The representative plans to formally file the legislation sometime this week.
The American Health Care Association (AHCA), a Washington, D.C.-based trade group that represents nursing homes and assisted living facilities, expressed support for the initiative as a starting point for a larger debate on the issue.
“We appreciate Rep. Wasserman-Schultz beginning the conversation on emergency preparedness,” AHCA senior vice president for government relations Clif Porter told SNN in an e-mail. “Nursing centers are eager to work with lawmakers and regulators to learn from the successes and failures from the response of the recent hurricanes, and develop rational responses that make sense and make our residents safer.”
Florida Gov. Rick Scott, a Republican, issued an emergency order requiring nursing homes to meet the 96-hour generator standard by December 1, a move that was met with resistance from industry groups. LeadingAge Florida, for instance, argued that the September 16 order simply didn’t give SNFs enough time to safely meet the new requirements.

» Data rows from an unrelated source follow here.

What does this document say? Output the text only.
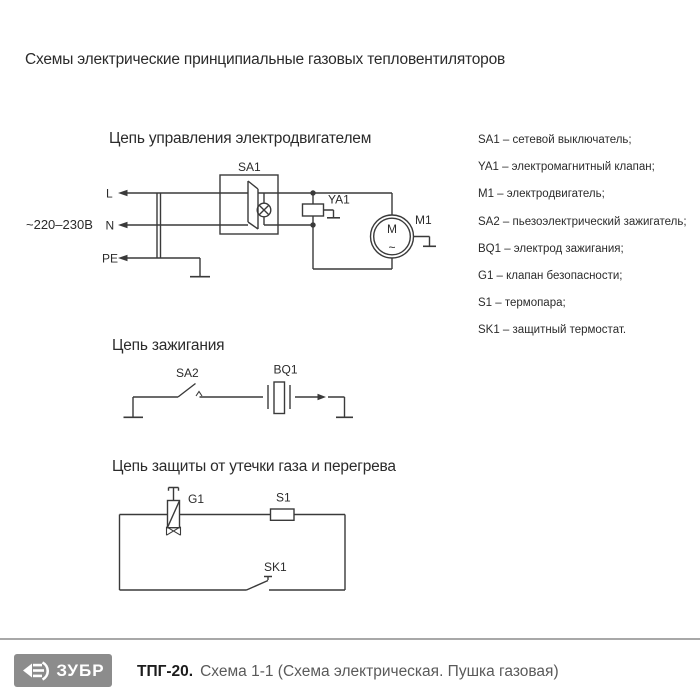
Схемы электрические принципиальные газовых тепловентиляторов
Цепь управления электродвигателем
~220–230В
L
N
PE
SA1
YA1
M1
M
~
SA1 – сетевой выключатель;
YA1 – электромагнитный клапан;
M1 – электродвигатель;
SA2 – пьезоэлектрический зажигатель;
BQ1 – электрод зажигания;
G1 – клапан безопасности;
S1 – термопара;
SK1 – защитный термостат.
Цепь зажигания
SA2	BQ1
Цепь защиты от утечки газа и перегрева
G1	S1
SK1
ЗУБР ТПГ-20. Схема 1-1 (Схема электрическая. Пушка газовая)
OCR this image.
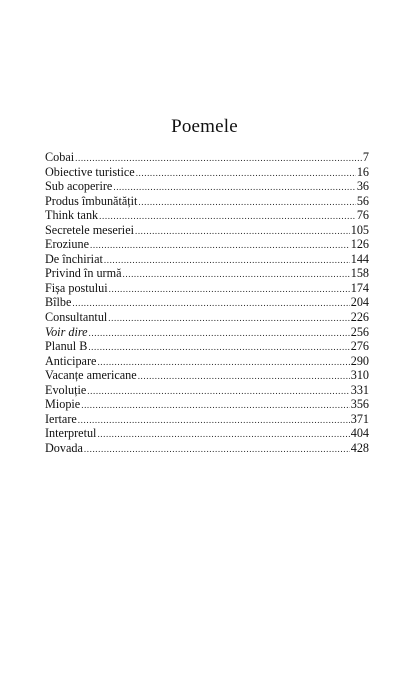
Poemele
Cobai .....	7
Obiective turistice .....	16
Sub acoperire .....	36
Produs îmbunătățit .....	56
Think tank .....	76
Secretele meseriei .....	105
Eroziune .....	126
De închiriat .....	144
Privind în urmă .....	158
Fișa postului .....	174
Bîlbe .....	204
Consultantul .....	226
Voir dire .....	256
Planul B .....	276
Anticipare .....	290
Vacanțe americane .....	310
Evoluție .....	331
Miopie .....	356
Iertare .....	371
Interpretul .....	404
Dovada .....	428
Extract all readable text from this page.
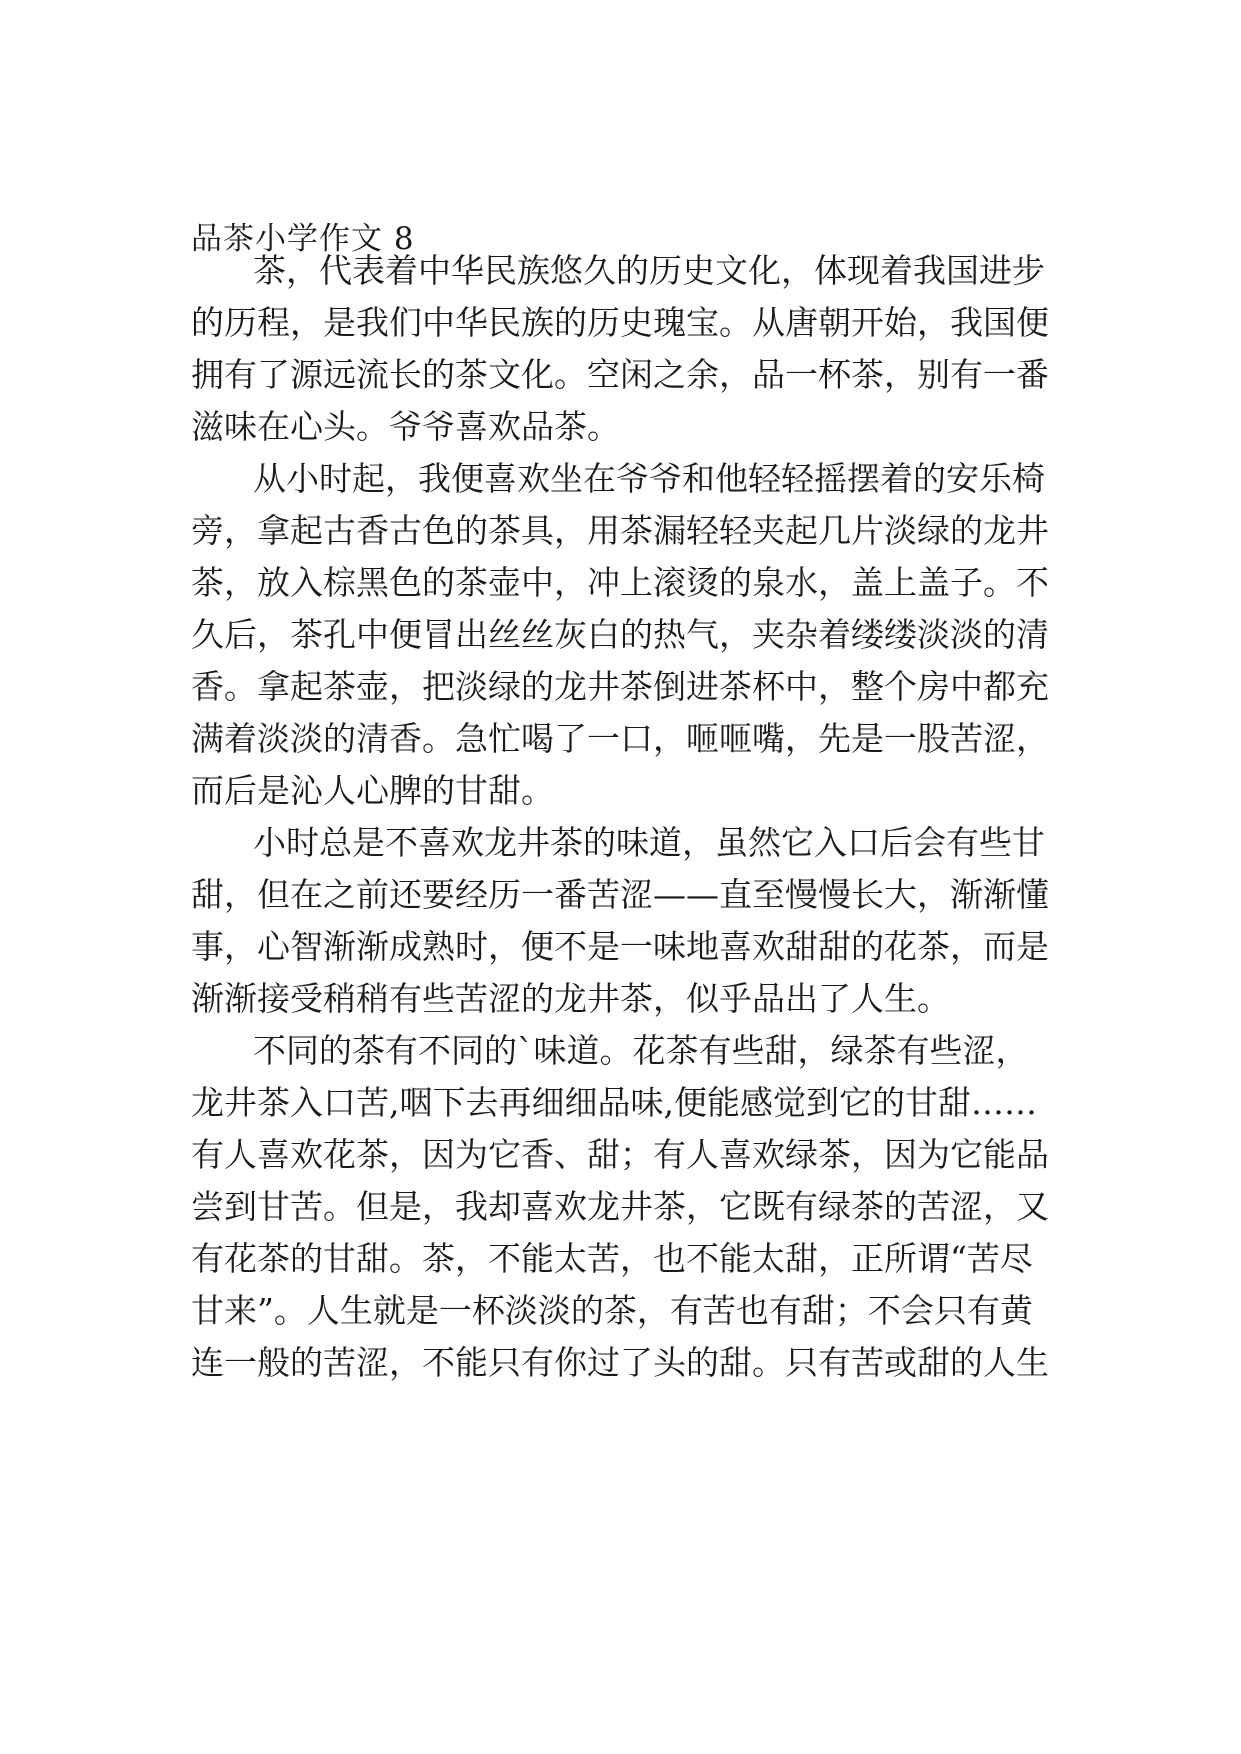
品茶小学作文 8
茶，代表着中华民族悠久的历史文化，体现着我国进步
的历程，是我们中华民族的历史瑰宝。从唐朝开始，我国便
拥有了源远流长的茶文化。空闲之余，品一杯茶，别有一番
滋味在心头。爷爷喜欢品茶。
从小时起，我便喜欢坐在爷爷和他轻轻摇摆着的安乐椅
旁，拿起古香古色的茶具，用茶漏轻轻夹起几片淡绿的龙井
茶，放入棕黑色的茶壶中，冲上滚烫的泉水，盖上盖子。不
久后，茶孔中便冒出丝丝灰白的热气，夹杂着缕缕淡淡的清
香。拿起茶壶，把淡绿的龙井茶倒进茶杯中，整个房中都充
满着淡淡的清香。急忙喝了一口，咂咂嘴，先是一股苦涩，
而后是沁人心脾的甘甜。
小时总是不喜欢龙井茶的味道，虽然它入口后会有些甘
甜，但在之前还要经历一番苦涩——直至慢慢长大，渐渐懂
事，心智渐渐成熟时，便不是一味地喜欢甜甜的花茶，而是
渐渐接受稍稍有些苦涩的龙井茶，似乎品出了人生。
不同的茶有不同的`味道。花茶有些甜，绿茶有些涩，
龙井茶入口苦,咽下去再细细品味,便能感觉到它的甘甜……
有人喜欢花茶，因为它香、甜；有人喜欢绿茶，因为它能品
尝到甘苦。但是，我却喜欢龙井茶，它既有绿茶的苦涩，又
有花茶的甘甜。茶，不能太苦，也不能太甜，正所谓“苦尽
甘来”。人生就是一杯淡淡的茶，有苦也有甜；不会只有黄
连一般的苦涩，不能只有你过了头的甜。只有苦或甜的人生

“Literally almost without exception, they are finding it extremely difficult to comply with the rule,” LeadingAge Florida president and CEO Steve Bahmer told SNN last month.
Skilled nursing operators in the state say the generator design and installation process could take up to 18 months in certain cases, and set SNFs back $125,000 to $800,000.

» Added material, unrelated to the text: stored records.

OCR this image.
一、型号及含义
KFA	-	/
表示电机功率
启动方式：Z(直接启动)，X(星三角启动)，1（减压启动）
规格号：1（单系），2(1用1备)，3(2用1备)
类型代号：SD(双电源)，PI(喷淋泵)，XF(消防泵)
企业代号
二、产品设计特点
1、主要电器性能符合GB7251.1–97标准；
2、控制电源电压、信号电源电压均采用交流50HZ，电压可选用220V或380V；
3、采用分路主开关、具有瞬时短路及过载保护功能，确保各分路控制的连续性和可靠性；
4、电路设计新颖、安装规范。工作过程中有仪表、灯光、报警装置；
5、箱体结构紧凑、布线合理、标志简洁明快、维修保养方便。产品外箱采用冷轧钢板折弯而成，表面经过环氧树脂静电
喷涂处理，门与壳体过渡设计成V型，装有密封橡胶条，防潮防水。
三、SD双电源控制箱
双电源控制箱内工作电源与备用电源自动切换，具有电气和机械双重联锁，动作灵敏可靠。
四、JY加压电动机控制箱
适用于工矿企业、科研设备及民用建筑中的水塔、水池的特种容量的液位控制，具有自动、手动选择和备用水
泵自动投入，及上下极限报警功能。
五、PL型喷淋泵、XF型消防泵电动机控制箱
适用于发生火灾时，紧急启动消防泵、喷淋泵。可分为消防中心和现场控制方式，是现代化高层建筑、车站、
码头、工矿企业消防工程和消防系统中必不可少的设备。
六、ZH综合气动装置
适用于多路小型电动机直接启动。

The Wasserman Schultz legislation would create a program under which SNFs with fewer than 50 beds — as well as those where private rooms go for less than $6,000 per month — could receive special loan assistance to help meet the requirements, according to the Sun-Sentinel.
Just last week, a state court threw out an industry challenge to the rule, denying an emergency review of the regulations. Should the regulation roll out as planned, SNFs can face fines of up to $1,000 per day for non-compliance — or lose their licenses entirely.